Satphone call: Chamarajanagar police on alert

Police detected satphone signals in Cauvery Wildlife Sanctuary a week ago, and have ramped up surveillance 
Satphone call: Chamarajanagar police on alert

MYSURU: Police forces, including the Internal Security Division (ISD), are on high alert after it was found that a call was made via satellite phone - the use of which is banned in India - in the Gopinatham Range in the Cauvery Wildlife Sanctuary around a week ago.The call was placed near a temple on the banks of the Cauvery on the Karnataka-Tamil Nadu border, according to police sources. A couple of months ago, authorities found that a call was made by a satphone in the Bandipur National Park. 

Chamarajanagar SP Anand Kumar confirmed that a satphone was used within MM Hills police station limits. He said the ISD and other agencies are investigating the call. Senior police officers have visited the spot and instructions have been issued to step up patrolling and intelligence gathering in the region and the villages in the area. 

A senior officer told The New Indian Express that several agencies are coordinating the investigation as it is difficult for the local police to patrol 3,000 square kilometre of forests divided into the Cauvery Wildlife Sanctuary, the MM Hills Sanctuary and the Bandipur National Park in Chamarajanagar district. 

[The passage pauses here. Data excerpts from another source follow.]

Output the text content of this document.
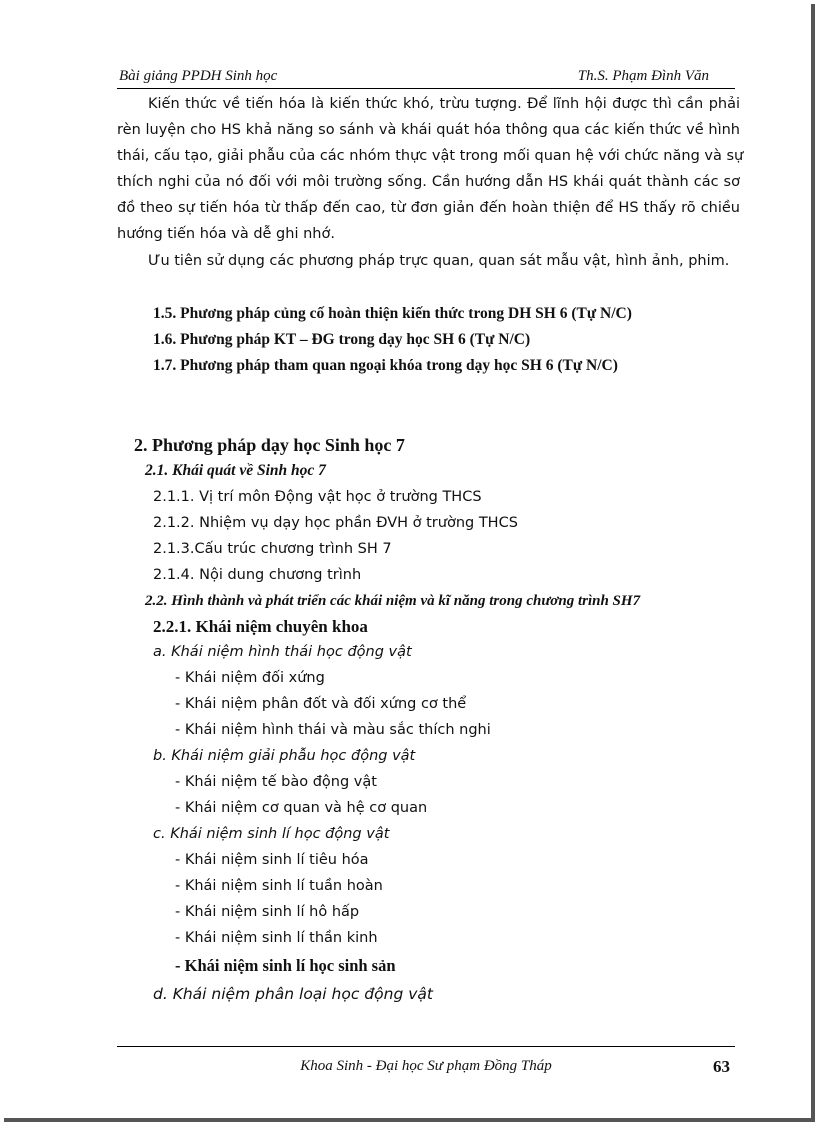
Bài giảng PPDH Sinh học	Th.S. Phạm Đình Văn
Kiến thức về tiến hóa là kiến thức khó, trừu tượng. Để lĩnh hội được thì cần phải
rèn luyện cho HS khả năng so sánh và khái quát hóa thông qua các kiến thức về hình
thái, cấu tạo, giải phẫu của các nhóm thực vật trong mối quan hệ với chức năng và sự
thích nghi của nó đối với môi trường sống. Cần hướng dẫn HS khái quát thành các sơ
đồ theo sự tiến hóa từ thấp đến cao, từ đơn giản đến hoàn thiện để HS thấy rõ chiều
hướng tiến hóa và dễ ghi nhớ.
Ưu tiên sử dụng các phương pháp trực quan, quan sát mẫu vật, hình ảnh, phim.
1.5. Phương pháp củng cố hoàn thiện kiến thức trong DH SH 6 (Tự N/C)
1.6. Phương pháp KT – ĐG trong dạy học SH 6 (Tự N/C)
1.7. Phương pháp tham quan ngoại khóa trong dạy học SH 6 (Tự N/C)
2. Phương pháp dạy học Sinh học 7
2.1. Khái quát về Sinh học 7
2.1.1. Vị trí môn Động vật học ở trường THCS
2.1.2. Nhiệm vụ dạy học phần ĐVH ở trường THCS
2.1.3.Cấu trúc chương trình SH 7
2.1.4. Nội dung chương trình
2.2. Hình thành và phát triển các khái niệm và kĩ năng trong chương trình SH7
2.2.1. Khái niệm chuyên khoa
a. Khái niệm hình thái học động vật
- Khái niệm đối xứng
- Khái niệm phân đốt và đối xứng cơ thể
- Khái niệm hình thái và màu sắc thích nghi
b. Khái niệm giải phẫu học động vật
- Khái niệm tế bào động vật
- Khái niệm cơ quan và hệ cơ quan
c. Khái niệm sinh lí học động vật
- Khái niệm sinh lí tiêu hóa
- Khái niệm sinh lí tuần hoàn
- Khái niệm sinh lí hô hấp
- Khái niệm sinh lí thần kinh
- Khái niệm sinh lí học sinh sản
d. Khái niệm phân loại học động vật
Khoa Sinh - Đại học Sư phạm Đồng Tháp	63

The Anti-Naxal Force and forest special task force are also on alert and are searching the forests while the local police are keeping tabs on movement of vehicles and people in MM Hills and around the border near Palar bridge while the forest department is on alert near Hogenakkal. They also looking into whether the local farmhouses or hotels run by private establishments or the government have any guests.

Investigating agencies are looking into leads that foreign tourists trekking in the region may have used satphones, there has been no reports of tourist movement around the area since the lockdown was declared three months ago. Although it has been a decade since there were reports of Tamil extremists in the region, police have decided to meet with the forest department at the earliest to obtain information on movement in the forests. 

When contacted, forest department officials said they were unaware of satphone usage, and said they needed more staff to patrol the vast forests to keep tabs on poaching, fire control during the summer and for regular patrolling duty.